Revolv kam Ende 2013 auf den Markt und gehörte zu den Hubs, also Steuerungszentralen, fürs automatisierte Eigenheim. Der handgroße Kasten konnte sich mit verschiedenen "smarten" Gegenständen verbinden und sie über eine App steuern. Die Nutzer konnten etwa einstellen, dass die Kaffeemaschine eingeschaltet wird, wenn morgens der Wecker klingelt, um nur ein Beispiel zu nennen. Ende 2014 übernahm Nest das Unternehmen hinter Revolv, stoppte aber gleichzeitig dessen Verkauf. Neun Monate später schluckte Google wiederum Nest für 3,2 Milliarden Dollar.
Ein Verkaufsschlager war Revolv nicht und die Verantwortlichen von Nest gaben bereits bei der Übernahme an, vor allem das Team dahinter übernommen zu haben, und nicht einzelne Produkte. Die Expertise von Revolv sollte vor allem in die eigene Plattform Works with Nest fließen, aber zumindest konnten die Käufer von Revolv das Gerät weiterhin nutzen. Bis jetzt jedenfalls.

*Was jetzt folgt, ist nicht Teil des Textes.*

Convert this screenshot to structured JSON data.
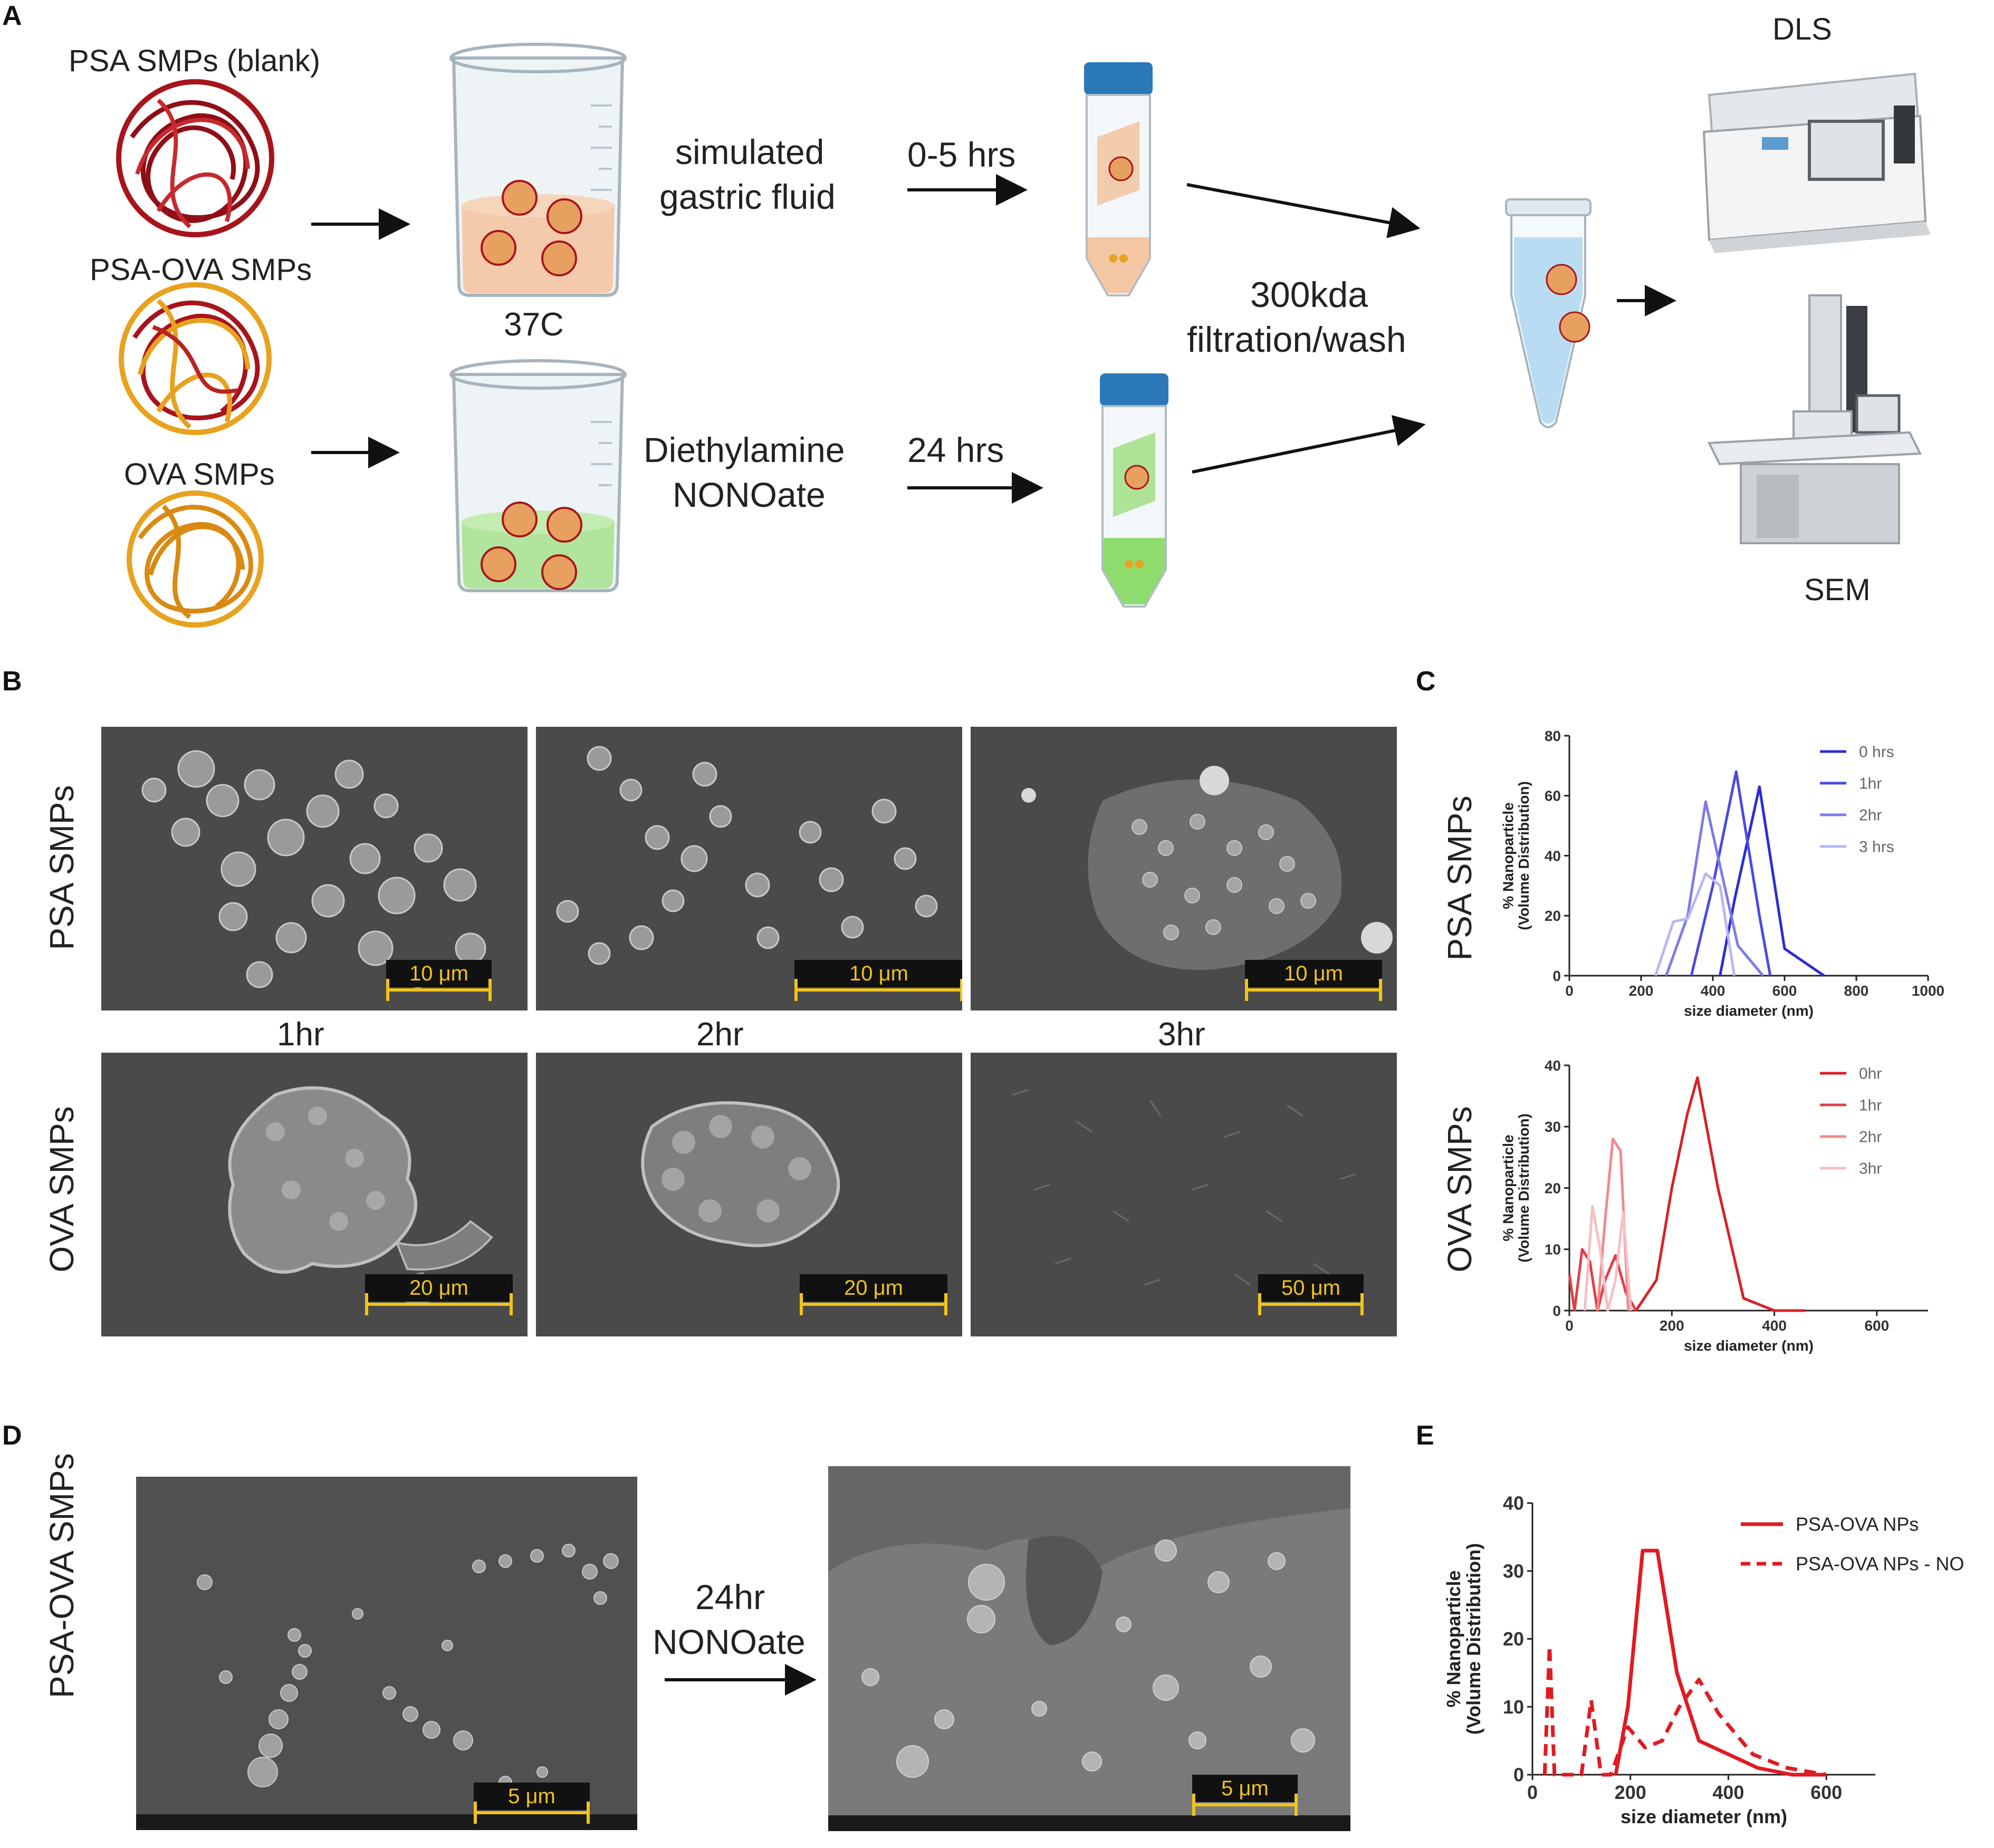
{
  "panels": {
    "a": "A",
    "b": "B",
    "c": "C",
    "d": "D",
    "e": "E"
  },
  "panel_a": {
    "sample1": "PSA SMPs (blank)",
    "sample2": "PSA-OVA SMPs",
    "sample3": "OVA SMPs",
    "temp": "37C",
    "cond1_line1": "simulated",
    "cond1_line2": "gastric fluid",
    "cond1_time": "0-5 hrs",
    "cond2_line1": "Diethylamine",
    "cond2_line2": "NONOate",
    "cond2_time": "24 hrs",
    "filt_line1": "300kda",
    "filt_line2": "filtration/wash",
    "dls": "DLS",
    "sem": "SEM",
    "colors": {
      "psa": "#a8141c",
      "ova": "#e8a21f",
      "gastric": "#f3c7a4",
      "nonoate": "#a6e08c",
      "cap": "#2a78b8",
      "tube": "#b9dcf2"
    }
  },
  "panel_b": {
    "row1_label": "PSA SMPs",
    "row2_label": "OVA SMPs",
    "time_labels": [
      "1hr",
      "2hr",
      "3hr"
    ],
    "scalebars_row1": [
      "10 μm",
      "10 μm",
      "10 μm"
    ],
    "scalebars_row2": [
      "20 μm",
      "20 μm",
      "50 μm"
    ]
  },
  "panel_d": {
    "row_label": "PSA-OVA SMPs",
    "arrow_line1": "24hr",
    "arrow_line2": "NONOate",
    "scalebars": [
      "5 μm",
      "5 μm"
    ]
  },
  "chart_data": [
    {
      "type": "line",
      "panel": "C",
      "row_label": "PSA SMPs",
      "ylabel_line1": "% Nanoparticle",
      "ylabel_line2": "(Volume Distribution)",
      "xlabel": "size diameter (nm)",
      "xlim": [
        0,
        1000
      ],
      "ylim": [
        0,
        80
      ],
      "xticks": [
        0,
        200,
        400,
        600,
        800,
        1000
      ],
      "yticks": [
        0,
        20,
        40,
        60,
        80
      ],
      "legend_position": "top-right",
      "series": [
        {
          "name": "0 hrs",
          "color": "#2b2bd6",
          "x": [
            420,
            460,
            530,
            600,
            710
          ],
          "y": [
            0,
            25,
            63,
            9,
            0
          ]
        },
        {
          "name": "1hr",
          "color": "#4a4ae0",
          "x": [
            340,
            400,
            465,
            530,
            560
          ],
          "y": [
            0,
            30,
            68,
            20,
            0
          ]
        },
        {
          "name": "2hr",
          "color": "#7c7ce8",
          "x": [
            270,
            330,
            380,
            470,
            540
          ],
          "y": [
            0,
            20,
            58,
            10,
            0
          ]
        },
        {
          "name": "3 hrs",
          "color": "#b8b8f2",
          "x": [
            240,
            290,
            330,
            380,
            420,
            460
          ],
          "y": [
            0,
            18,
            19,
            34,
            30,
            0
          ]
        }
      ]
    },
    {
      "type": "line",
      "panel": "C",
      "row_label": "OVA SMPs",
      "ylabel_line1": "% Nanoparticle",
      "ylabel_line2": "(Volume Distribution)",
      "xlabel": "size diameter (nm)",
      "xlim": [
        0,
        700
      ],
      "ylim": [
        0,
        40
      ],
      "xticks": [
        0,
        200,
        400,
        600
      ],
      "yticks": [
        0,
        10,
        20,
        30,
        40
      ],
      "legend_position": "top-right",
      "series": [
        {
          "name": "0hr",
          "color": "#d81f26",
          "x": [
            130,
            170,
            200,
            230,
            250,
            290,
            340,
            400,
            460
          ],
          "y": [
            0,
            5,
            20,
            32,
            38,
            20,
            2,
            0,
            0
          ]
        },
        {
          "name": "1hr",
          "color": "#e04048",
          "x": [
            0,
            10,
            25,
            40,
            55,
            70,
            90,
            110,
            130
          ],
          "y": [
            6,
            0,
            10,
            8,
            0,
            5,
            9,
            3,
            0
          ]
        },
        {
          "name": "2hr",
          "color": "#f08a8f",
          "x": [
            55,
            70,
            85,
            100,
            115
          ],
          "y": [
            0,
            15,
            28,
            26,
            0
          ]
        },
        {
          "name": "3hr",
          "color": "#f6c0c2",
          "x": [
            30,
            45,
            60,
            75,
            90,
            105,
            120
          ],
          "y": [
            0,
            17,
            10,
            0,
            5,
            16,
            0
          ]
        }
      ]
    },
    {
      "type": "line",
      "panel": "E",
      "ylabel_line1": "% Nanoparticle",
      "ylabel_line2": "(Volume Distribution)",
      "xlabel": "size diameter (nm)",
      "xlim": [
        0,
        700
      ],
      "ylim": [
        0,
        40
      ],
      "xticks": [
        0,
        200,
        400,
        600
      ],
      "yticks": [
        0,
        10,
        20,
        30,
        40
      ],
      "legend_position": "top-right",
      "series": [
        {
          "name": "PSA-OVA NPs",
          "color": "#e01b22",
          "dash": false,
          "x": [
            170,
            195,
            225,
            255,
            295,
            340,
            400,
            460,
            530,
            600
          ],
          "y": [
            0,
            10,
            33,
            33,
            15,
            5,
            3,
            1,
            0,
            0
          ]
        },
        {
          "name": "PSA-OVA NPs - NO",
          "color": "#e01b22",
          "dash": true,
          "x": [
            25,
            35,
            45,
            70,
            100,
            120,
            140,
            160,
            195,
            230,
            265,
            300,
            340,
            380,
            450,
            520,
            600
          ],
          "y": [
            0,
            19,
            0,
            0,
            0,
            11,
            0,
            0,
            7,
            4,
            5,
            10,
            14,
            9,
            3,
            1,
            0
          ]
        }
      ]
    }
  ]
}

"Wir investieren all unsere Energie in Works with Nest", heißt es als Ankündigung auf der Website von Revolv. Die App, die mit den Servern des Unternehmens verbunden ist, soll ab dem 15. Mai nicht mehr funktionieren. Sämtliche Nutzerdaten werden gelöscht. Eine Möglichkeit, Revolv lokal und gewissermaßen offline weiter zu nutzen, gibt es nicht, das Gerät ist somit wertlos.
Es gibt gute Gründe für das Ende von Produkten
Nicht alle Revolv-Besitzer beklagen die Entscheidung so lautstark wie Arlo Gilbert. Wohl auch, weil das Gerät seit anderthalb Jahren nicht mehr verkauft wird und es vermutlich nicht mehr allzu viele Menschen überhaupt nutzen. Auf Twitter und den Websites von Fachportalen aber wird die Entscheidung von Nest, und damit unweigerlich von Alphabet, rege diskutiert.
Aus Unternehmenssicht lässt sich das Ende von Revolv nachvollziehen. Die Verkaufszahlen waren überschaubar, die Software wurde seit knapp einem Jahr nicht mehr aktualisiert, was ein Sicherheitsrisiko bedeuten könnte. Die Garantieansprüche sind für die Käufer mittlerweile erloschen und möglicherweise hat Nest inzwischen tatsächlich bessere Geräte mit ähnlichen Funktionen im Angebot. Dass einzelne Produktreihen beendet werden, ihr Support eines Tages ausläuft, Ersatzteile nicht mehr hergestellt werden oder eben Server abgeschaltet werden, ist bekannt und notwendig. Auch ein großes Unternehmen wie HP hatte in der Vergangenheit bereits einzelne Produkte binnen kürzester Zeit wieder abgeschossen.
Der Unterschied ist, dass die meiste Hard- und Software in der Regel weiterhin funktioniert. Wer heute noch Windows XP nutzen möchte, kann das gerne tun, darf aber nicht mehr auf den offiziellen Support hoffen. Auch mit einem acht Jahre alten iPhone lässt sich noch telefonieren, und dass ein WLAN-Radiowecker plötzlich seinen Dienst einstellt, weil der Hersteller die Server abschaltet, scheint geradezu absurd.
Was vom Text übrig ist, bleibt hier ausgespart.